Dr. Wieland Alge, General Manager, Barracuda Networks
"Die Forderung nach einem deutschen Google oder der öffentlich finanzierten einheimischen Cloud hieße den Bock zum Gärtner zu machen. Denn die meisten Organisationen und Personen müssen sich vor der NSA kaum fürchten. Es sind die Behörden und datengierigen Institutionen in unserer allernächsten Umgebung, die mit unseren Daten mehr anfangen könnten. Die Wahrheit ist: es gibt nur eine Organisation, der wir ganz vertrauen können. Nur eine, deren Interesse es ist, Privatsphäre und Integrität unserer eigenen und der uns anvertrauten Daten zu schützen - nämlich die eigene Organisation. Es liegt an uns, geeignete Schritte zu ergreifen, um uns selber zu schützen. Das ist nicht kompliziert, aber es erfordert einen klaren Willen und Sorgfalt."
James Staten, Analyst, Forrester Research
"Wir denken, dass die US-Cloud-Provider durch die NSA-Enthüllungen bis 2016 rund 180 Milliarden Dollar weniger verdienen werden. [...] Es ist naiv und gefährlich, zu glauben, dass die NSA-Aktionen einzigartig sind. Fast jede entwickelte Nation auf dem Planeten betreibt einen ähnlichen Aufklärungsdienst [...] So gibt es beispielsweise in Deutschland die G 10-Kommission, die ohne richterliche Weisung Telekommunikationsdaten überwachen darf."
Benedikt Heintel, IT Security Consultant, Altran
"Der Skandal um die Spähprogramme hat die Akzeptanz der ausgelagerten Datenverarbeitung insbesondere in den USA aber auch in Deutschland gebremst und für mehr Skepsis gesorgt. Bislang gibt es noch keinen Hinweis darauf, dass bundesdeutsche Geheimdienste deutsche IT-Dienstleister ausspäht, jedoch kann ich nicht ausschließen, dass ausländische Geheimdienste deutsche Firmen anzapfen."
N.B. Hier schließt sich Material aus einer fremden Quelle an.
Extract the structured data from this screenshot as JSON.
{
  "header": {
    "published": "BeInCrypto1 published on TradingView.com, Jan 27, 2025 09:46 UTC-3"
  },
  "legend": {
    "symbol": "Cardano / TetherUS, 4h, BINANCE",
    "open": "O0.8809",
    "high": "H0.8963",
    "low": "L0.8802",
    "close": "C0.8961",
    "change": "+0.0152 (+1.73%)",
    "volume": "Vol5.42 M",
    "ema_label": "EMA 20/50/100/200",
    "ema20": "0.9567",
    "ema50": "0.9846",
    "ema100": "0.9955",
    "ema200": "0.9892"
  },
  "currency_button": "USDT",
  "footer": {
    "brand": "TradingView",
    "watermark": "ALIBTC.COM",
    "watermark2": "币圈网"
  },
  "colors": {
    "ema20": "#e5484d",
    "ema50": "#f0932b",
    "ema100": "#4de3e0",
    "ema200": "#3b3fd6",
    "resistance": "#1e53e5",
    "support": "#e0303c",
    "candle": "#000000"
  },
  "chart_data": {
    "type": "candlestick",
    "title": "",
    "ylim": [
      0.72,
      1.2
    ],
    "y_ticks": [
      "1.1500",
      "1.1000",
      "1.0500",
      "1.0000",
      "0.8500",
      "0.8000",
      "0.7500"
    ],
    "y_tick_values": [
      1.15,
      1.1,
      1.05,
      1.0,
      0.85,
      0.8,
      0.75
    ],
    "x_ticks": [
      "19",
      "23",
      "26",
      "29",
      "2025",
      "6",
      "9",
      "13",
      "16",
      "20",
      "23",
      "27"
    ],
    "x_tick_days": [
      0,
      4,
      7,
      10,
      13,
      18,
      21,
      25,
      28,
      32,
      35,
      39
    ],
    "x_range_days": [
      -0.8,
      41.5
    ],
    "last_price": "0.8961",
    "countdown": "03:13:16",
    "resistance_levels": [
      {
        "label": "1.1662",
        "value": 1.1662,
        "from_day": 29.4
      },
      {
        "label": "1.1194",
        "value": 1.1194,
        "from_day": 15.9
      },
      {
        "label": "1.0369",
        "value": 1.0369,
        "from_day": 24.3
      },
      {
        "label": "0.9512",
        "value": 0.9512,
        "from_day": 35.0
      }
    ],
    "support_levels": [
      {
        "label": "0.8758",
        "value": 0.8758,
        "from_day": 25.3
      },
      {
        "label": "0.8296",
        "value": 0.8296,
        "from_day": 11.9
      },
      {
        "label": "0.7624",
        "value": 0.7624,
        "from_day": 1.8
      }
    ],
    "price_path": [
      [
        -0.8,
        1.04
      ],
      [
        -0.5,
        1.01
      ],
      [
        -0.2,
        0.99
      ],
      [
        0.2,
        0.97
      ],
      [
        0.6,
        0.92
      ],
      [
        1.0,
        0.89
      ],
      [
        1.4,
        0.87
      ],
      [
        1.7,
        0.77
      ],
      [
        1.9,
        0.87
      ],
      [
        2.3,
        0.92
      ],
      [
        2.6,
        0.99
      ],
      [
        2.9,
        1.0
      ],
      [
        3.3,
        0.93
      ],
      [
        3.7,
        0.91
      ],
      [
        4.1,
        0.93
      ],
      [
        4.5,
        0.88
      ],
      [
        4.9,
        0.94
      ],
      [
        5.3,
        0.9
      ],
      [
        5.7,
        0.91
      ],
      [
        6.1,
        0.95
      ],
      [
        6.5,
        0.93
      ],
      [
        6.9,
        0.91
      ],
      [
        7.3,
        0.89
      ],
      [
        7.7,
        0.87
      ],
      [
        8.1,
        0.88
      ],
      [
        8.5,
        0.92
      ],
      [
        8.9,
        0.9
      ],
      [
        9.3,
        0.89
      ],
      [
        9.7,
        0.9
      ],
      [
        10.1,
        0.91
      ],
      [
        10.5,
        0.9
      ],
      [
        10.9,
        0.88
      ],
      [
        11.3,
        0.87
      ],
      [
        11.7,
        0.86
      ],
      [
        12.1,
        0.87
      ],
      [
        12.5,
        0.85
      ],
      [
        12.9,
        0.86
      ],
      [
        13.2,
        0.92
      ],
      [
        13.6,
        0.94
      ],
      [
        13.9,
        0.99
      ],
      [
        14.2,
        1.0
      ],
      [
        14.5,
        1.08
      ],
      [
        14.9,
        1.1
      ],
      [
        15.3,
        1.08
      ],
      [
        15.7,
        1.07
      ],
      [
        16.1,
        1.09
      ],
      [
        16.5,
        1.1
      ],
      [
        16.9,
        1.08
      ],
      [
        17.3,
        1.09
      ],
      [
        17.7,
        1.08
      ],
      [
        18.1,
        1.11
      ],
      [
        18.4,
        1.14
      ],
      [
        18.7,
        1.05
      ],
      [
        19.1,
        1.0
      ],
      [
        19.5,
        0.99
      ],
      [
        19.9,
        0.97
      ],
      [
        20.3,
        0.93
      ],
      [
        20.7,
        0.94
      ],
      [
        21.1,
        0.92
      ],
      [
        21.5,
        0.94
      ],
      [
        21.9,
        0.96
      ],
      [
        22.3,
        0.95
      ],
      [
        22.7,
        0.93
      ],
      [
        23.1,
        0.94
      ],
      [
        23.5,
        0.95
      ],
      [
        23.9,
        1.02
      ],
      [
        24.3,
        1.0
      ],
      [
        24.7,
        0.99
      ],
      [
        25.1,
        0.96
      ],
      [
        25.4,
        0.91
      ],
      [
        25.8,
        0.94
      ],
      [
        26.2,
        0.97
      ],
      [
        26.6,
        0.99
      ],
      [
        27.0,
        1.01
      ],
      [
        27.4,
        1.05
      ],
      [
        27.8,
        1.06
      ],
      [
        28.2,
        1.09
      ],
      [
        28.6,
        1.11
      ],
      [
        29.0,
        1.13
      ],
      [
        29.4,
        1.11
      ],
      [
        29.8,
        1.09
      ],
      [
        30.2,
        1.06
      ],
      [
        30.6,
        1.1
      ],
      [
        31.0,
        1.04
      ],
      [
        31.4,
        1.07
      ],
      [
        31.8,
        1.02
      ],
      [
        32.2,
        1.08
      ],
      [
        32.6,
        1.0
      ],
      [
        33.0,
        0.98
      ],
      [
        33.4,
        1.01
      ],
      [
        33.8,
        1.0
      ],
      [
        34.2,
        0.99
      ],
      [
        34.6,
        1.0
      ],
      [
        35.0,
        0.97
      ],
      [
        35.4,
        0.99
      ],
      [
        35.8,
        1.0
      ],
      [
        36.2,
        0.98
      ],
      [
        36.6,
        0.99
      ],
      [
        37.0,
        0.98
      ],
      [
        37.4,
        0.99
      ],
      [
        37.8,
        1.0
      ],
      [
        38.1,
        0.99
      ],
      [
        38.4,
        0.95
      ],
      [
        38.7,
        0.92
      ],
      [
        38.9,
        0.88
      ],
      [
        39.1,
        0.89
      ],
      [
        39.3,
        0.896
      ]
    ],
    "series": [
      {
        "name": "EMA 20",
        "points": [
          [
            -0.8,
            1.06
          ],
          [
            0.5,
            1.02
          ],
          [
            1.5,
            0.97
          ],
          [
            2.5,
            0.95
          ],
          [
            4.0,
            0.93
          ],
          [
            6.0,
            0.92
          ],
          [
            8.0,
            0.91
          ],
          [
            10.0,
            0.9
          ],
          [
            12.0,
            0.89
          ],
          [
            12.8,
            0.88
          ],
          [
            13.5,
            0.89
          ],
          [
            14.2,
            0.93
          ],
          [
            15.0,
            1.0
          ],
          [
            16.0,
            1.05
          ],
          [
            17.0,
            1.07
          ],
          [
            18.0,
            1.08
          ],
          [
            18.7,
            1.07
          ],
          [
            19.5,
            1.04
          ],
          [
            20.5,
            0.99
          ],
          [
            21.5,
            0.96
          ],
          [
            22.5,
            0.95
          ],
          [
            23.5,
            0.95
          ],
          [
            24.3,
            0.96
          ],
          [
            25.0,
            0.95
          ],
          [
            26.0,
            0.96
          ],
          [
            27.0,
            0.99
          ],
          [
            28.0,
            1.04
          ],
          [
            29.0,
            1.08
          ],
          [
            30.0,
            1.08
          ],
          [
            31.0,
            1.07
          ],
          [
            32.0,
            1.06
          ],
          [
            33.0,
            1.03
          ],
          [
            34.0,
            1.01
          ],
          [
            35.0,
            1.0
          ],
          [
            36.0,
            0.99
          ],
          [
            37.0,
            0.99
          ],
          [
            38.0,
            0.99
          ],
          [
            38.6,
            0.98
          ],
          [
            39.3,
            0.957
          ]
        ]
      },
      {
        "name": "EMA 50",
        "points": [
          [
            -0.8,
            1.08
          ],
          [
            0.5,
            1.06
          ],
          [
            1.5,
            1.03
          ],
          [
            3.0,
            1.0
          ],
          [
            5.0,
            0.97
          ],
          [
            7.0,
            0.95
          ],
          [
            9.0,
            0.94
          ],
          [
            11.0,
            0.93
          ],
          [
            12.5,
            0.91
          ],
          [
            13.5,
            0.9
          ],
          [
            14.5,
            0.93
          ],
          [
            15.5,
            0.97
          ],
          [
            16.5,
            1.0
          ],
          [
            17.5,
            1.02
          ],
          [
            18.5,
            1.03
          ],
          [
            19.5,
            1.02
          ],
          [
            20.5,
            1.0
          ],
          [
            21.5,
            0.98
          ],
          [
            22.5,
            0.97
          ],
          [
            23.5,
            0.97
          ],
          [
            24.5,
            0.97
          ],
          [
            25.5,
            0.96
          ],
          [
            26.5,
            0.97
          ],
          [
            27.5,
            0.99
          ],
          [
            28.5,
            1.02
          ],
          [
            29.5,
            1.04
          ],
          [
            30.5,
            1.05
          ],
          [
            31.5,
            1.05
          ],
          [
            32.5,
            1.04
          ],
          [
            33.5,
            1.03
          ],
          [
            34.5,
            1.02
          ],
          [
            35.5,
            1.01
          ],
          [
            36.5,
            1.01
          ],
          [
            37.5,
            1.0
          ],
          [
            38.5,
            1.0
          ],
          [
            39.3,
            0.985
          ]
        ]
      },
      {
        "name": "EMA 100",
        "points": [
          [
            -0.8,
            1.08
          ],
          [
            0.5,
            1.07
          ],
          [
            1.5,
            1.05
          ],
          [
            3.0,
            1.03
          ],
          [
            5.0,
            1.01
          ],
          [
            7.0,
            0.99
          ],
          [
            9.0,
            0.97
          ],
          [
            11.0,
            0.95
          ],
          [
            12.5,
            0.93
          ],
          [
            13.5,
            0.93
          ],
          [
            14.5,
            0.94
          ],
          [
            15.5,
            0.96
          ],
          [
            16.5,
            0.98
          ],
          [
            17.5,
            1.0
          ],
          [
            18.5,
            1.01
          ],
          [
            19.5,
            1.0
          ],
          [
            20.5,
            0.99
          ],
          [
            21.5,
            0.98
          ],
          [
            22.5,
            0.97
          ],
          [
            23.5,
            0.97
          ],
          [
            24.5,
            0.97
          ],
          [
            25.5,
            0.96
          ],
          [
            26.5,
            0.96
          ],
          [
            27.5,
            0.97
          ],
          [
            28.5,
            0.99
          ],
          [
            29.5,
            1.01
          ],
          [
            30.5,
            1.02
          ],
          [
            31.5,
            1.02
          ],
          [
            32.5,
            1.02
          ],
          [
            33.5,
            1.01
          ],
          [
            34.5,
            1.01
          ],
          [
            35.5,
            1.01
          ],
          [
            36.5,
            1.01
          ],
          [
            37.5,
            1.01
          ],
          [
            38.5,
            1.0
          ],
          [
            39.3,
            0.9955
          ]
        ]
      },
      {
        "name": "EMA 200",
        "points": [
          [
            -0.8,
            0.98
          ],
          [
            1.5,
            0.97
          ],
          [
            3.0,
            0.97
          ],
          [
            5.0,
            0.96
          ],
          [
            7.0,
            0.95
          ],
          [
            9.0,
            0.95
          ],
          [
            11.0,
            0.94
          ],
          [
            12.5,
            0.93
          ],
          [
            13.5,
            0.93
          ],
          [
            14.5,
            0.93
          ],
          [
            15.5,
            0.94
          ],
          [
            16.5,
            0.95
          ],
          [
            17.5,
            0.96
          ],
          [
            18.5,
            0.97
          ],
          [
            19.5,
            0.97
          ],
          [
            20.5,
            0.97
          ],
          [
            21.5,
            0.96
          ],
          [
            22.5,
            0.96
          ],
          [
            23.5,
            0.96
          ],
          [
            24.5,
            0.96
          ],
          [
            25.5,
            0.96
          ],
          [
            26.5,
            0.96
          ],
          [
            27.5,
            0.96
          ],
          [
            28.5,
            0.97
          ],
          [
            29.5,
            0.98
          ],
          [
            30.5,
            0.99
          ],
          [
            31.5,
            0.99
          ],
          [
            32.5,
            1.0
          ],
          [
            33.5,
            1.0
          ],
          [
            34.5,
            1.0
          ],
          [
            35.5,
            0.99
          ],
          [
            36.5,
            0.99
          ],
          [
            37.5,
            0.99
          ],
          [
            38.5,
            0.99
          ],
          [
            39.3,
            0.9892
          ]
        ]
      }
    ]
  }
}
Viktor Mayer-Schönberger, Professor für Internet Governance and Regulation
"Die NSA profitiert von ihren Datenanalysen, für die sie nun am Pranger steht, deutlich weniger als andere US-Sicherheitsbehörden, über die zurzeit niemand redet. Das sind vor allem die Bundespolizei FBI und die Drogenfahnder von der DEA. [...] Es gibt in der NSA eine starke Fraktion, die erkennt, dass der Kurs der aggressiven Datenspionage mittelfristig die USA als informationstechnologische Macht schwächt. Insbesondere auch die NSA selbst."
Aladin Antic, CIO, KfH Kuratorium für Dialyse und Nierentransplationen e.V.
"Eine der Lehren muss sein, dass es Datensicherheit nicht mal nebenbei gibt. Ein mehrstufiges Konzept und die Einrichtung zuständiger Stellen bzw. einer entsprechenden Organisation sind unabdingbar. [...] Generell werden im Bereich der schützenswerten Daten in Zukunft vermehrt andere Gesichtspunkte als heute eine Rolle spielen. Insbesondere die Zugriffssicherheit und risikoadjustierte Speicherkonzepte werden über den Erfolg von Anbietern von IT- Dienstleistern entscheiden. Dies gilt auch für die eingesetzte Software z.B. für die Verschlüsselung. Hier besteht für nationale Anbieter eine echte Chance."
ein nicht genannter IT-Verantwortliche einer großen deutschen Online-Versicherung
"Bei uns muss keiner mehr seine Cloud-Konzepte aus der Schublade holen, um sie dem Vorstand vorzulegen. Er kann sie direkt im Papierkorb entsorgen."